# The Chicken Fingers At The End Of The Rainbow



## The Barbarian (May 26, 2014)

Getting dark, and the last rays of the sun popped a rainbow.    About 8 cell phone exposures stitched together.


----------



## CAP (Jun 14, 2014)

Never heard of them..


----------



## SDB777 (Jun 14, 2014)

CAP said:


> Never heard of them..



Cell phones?  Funny looking things without wires to hold them to the wall.....people can't seem to drive automobiles without having one either stuck in their ear, or worse....typing on them!  Sometimes, people even use them instead of talking to other people standing right next them...outrage.




Not the person to be commenting on 'stitching' cell phone photo's...still trying to do 'normal photo's from a tripod.
Getting hungry thinking about chicken now though.......



Scott (I like wings...not hot wings) B


----------



## Derrel (Jun 15, 2014)

Hey--COOL photo!
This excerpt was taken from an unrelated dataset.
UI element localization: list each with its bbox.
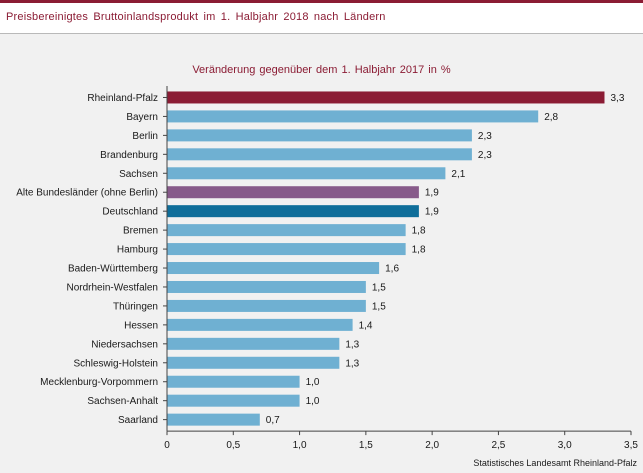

I have no idea how this post got overlooked until now! I never saw the title to this post until now, two full weeks into June!!! What the ,,,,!

I had never ever thought of stitching cell phone pics... huh...something new to think about.


----------



## IzzieK (Jun 15, 2014)

Man that is a loooooooong wait for a photo to be commented on...


----------



## The Barbarian (Jun 15, 2014)

> Never heard of them..



Rainbows often occur when you have your back to the sun and you are facing a rainstorm.    It's caused by different refraction of light at different wavelengths.   Oh, wait, you're talking about Cane's, aren't you?


----------



## DarkShadow (Jun 15, 2014)

Agree with Derrel Cool Shot and first I am seeing this..The tittle jumped out at me so how I missed this up until now is beyond me.Well Done and with a cell phone.The Rainbow looks like a Big Bubble.


----------